CUDAfication: NVIDIA GPU Parallel Processing for Data

NVIDIA’s GPU (graphics processing unit) technology originated to support the intensive video processing required by increasingly “realistic” computer gaming. We can explain this technology in simplistic terms. Achieving an immersive quality in a video game requires very rapid transformations of all the millions of pixels on the monitor screen. While the values are different for each pixel, and the transformations applied to a given pixel may vary, the calculation logic is the same for each pixel. More importantly, the result of a calculation for one pixel is independent of the calculation for any of the other pixels. Thus, these separate calculations can be done in parallel by thousands of processors that populate data for all pixels with extreme speed for each video frame. This description is admittedly an oversimplification, but it gives a general idea of the power of parallel processing.

Compare this with the traditional CPU (central processing unit), as in the average desktop computer. With a CPU, each of the pixel calculations would have to be done sequentially, rather than in parallel. A CPU simply could not handle the processing demands in many modern video games. Nowadays the latest CPUs offer some parallelism with multiple cores (perhaps 24 in high-end CPUs). In contrast, the latest NVIDIA Titan V processor has 5,120 cores. Most software programs for CPUs are written using sequential logic – whether or not they could be parallelized in whole or in part.

NVIDIA has for years been at the forefront of GPU development. As scientists and developers began to anticipate the promise of parallel computing in many other areas besides video games, NVIDIA developed the CUDA platform, first released in 2006, enabling developers to write software in C or C++ for an NVIDIA GPU.

The ability to use parallel processing is not a given. There are processing problems that are called “embarrassingly parallel” – meaning that each data element is treated the same, and the values in each data element are independent of any other (as we described above for video processing). For example, if you have a two-element array of product SKUs and product prices, and you want to apply a 5% discount across the board, this is an embarrassingly parallel problem: discounting the price for each element is independent. Suppose you have a three-element array of all product SKUs, product Categories, and prices, and you want to discount the price of all Raincoats by 10% (assume RAINCOAT is a Category or has a Category Code in the array). This is still an embarrassingly parallel problem, even though only Raincoats will be discounted. The logic is: if the SKU is a Raincoat, apply the discount to price, otherwise not. Note that order of Categories in the array list is irrelevant. No sorting is required, and the logic can be applied “simultaneously” to all elements in the array.

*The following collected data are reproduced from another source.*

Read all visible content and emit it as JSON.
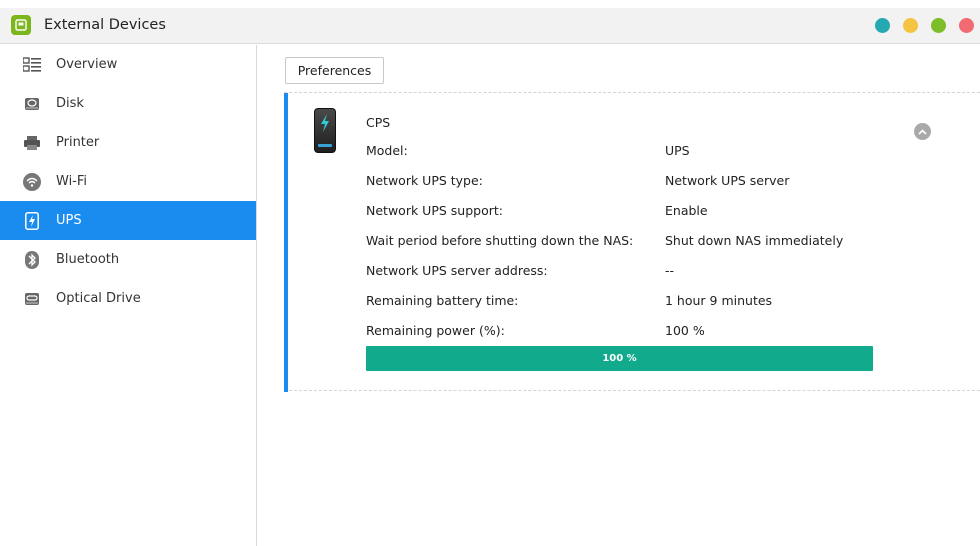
{
  "window": {
    "title": "External Devices",
    "controls": [
      {
        "name": "info-dot",
        "color": "#26a8b0"
      },
      {
        "name": "minimize-dot",
        "color": "#f5c342"
      },
      {
        "name": "maximize-dot",
        "color": "#7dbd2a"
      },
      {
        "name": "close-dot",
        "color": "#f26b72"
      }
    ]
  },
  "sidebar": {
    "items": [
      {
        "label": "Overview",
        "icon": "overview-icon",
        "active": false
      },
      {
        "label": "Disk",
        "icon": "disk-icon",
        "active": false
      },
      {
        "label": "Printer",
        "icon": "printer-icon",
        "active": false
      },
      {
        "label": "Wi-Fi",
        "icon": "wifi-icon",
        "active": false
      },
      {
        "label": "UPS",
        "icon": "ups-icon",
        "active": true
      },
      {
        "label": "Bluetooth",
        "icon": "bluetooth-icon",
        "active": false
      },
      {
        "label": "Optical Drive",
        "icon": "optical-drive-icon",
        "active": false
      }
    ]
  },
  "main": {
    "preferences_label": "Preferences",
    "device": {
      "name": "CPS",
      "rows": [
        {
          "label": "Model:",
          "value": "UPS"
        },
        {
          "label": "Network UPS type:",
          "value": "Network UPS server"
        },
        {
          "label": "Network UPS support:",
          "value": "Enable"
        },
        {
          "label": "Wait period before shutting down the NAS:",
          "value": "Shut down NAS immediately"
        },
        {
          "label": "Network UPS server address:",
          "value": "--"
        },
        {
          "label": "Remaining battery time:",
          "value": "1 hour 9 minutes"
        },
        {
          "label": "Remaining power (%):",
          "value": "100 %"
        }
      ],
      "power_bar": {
        "fraction": 1.0,
        "text": "100 %"
      }
    }
  },
  "colors": {
    "accent": "#1a8cf0",
    "progress": "#12aa8c"
  }
}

However, many processing problems are not embarrassingly parallel. For example, if you want to calculate the average price for all SKUs or all Raincoats, you normally go through each element one-by-one and keep a running total, and then divide that by the number of elements found. The result at each element depends on a cumulative result from all the prior elements. This cannot be done in parallel but requires sequential logic.

One of the major challenges in CUDA programming is how to handle problems that are not embarrassingly parallel. This requires some clever tricks and techniques. A problem may be broken down into pieces, where parallelism can be applied, and the pieces are then reassembled in various ways. Interestingly, some of the great CUDA programmers, typically those who write CUDA libraries, have been able to provide functionality that is easily 20 to 100 times faster than the benchmark CPU programs, even though the logic would seem to be fundamentally sequential.

NVIDIA GPUs have become the premier platform for:

Supercomputing. A present-day supercomputer may comprise thousands of GPUs.
Advanced scientific research and programming. Specialty libraries facilitate research with previously unheard-of speeds.
Artificial Intelligence (AI). GPUs have facilitated Neural Networks and Deep Learning with unprecedented performance. The uses for AI are growing daily.
Blockchain. GPUs can greatly accelerate the intensive calculations required for blockchain – recently leading to a doubling or tripling of prices on many GPU boards.

This summary doesn’t begin to do justice to the uses and applications of NVIDIA GPU technology. For example, NVIDIA AI is not only at the heart of the self-driving car technologies, it is also being used in many new scientific applications; for example, AI has recently been used to greatly accelerate the search for new planets.

I want to highlight one area that gets very little attention – where GPU parallel processing can deliver huge performance boosts (typically 100 times speed improvement or better) – and that is in data processing and manipulation. I have had the opportunity to work on several such projects. Data processing in CUDA isn’t a simple given. It requires specialized techniques custom-designed to fit specific challenges. Starting with the CUDA libraries ModernGPU and CUB, which provide essential core functionality, the developer can design and build custom algorithms for data. I have also developed some useful extensions to these libraries, such a multi-criteria sorting, which are significantly valuable working with data. Data consolidation/compression, transferring text such as UTF-8 CSV into arrays, running queries on unsorted data, running multiple queries simultaneously – are among the types of processing that can be done – and all these processes can run virtually instantaneously! Each scenario is different and may require a creative design to solve. However, if speed and performance are crucial, CUDA may be the best solution, and perhaps the only viable one.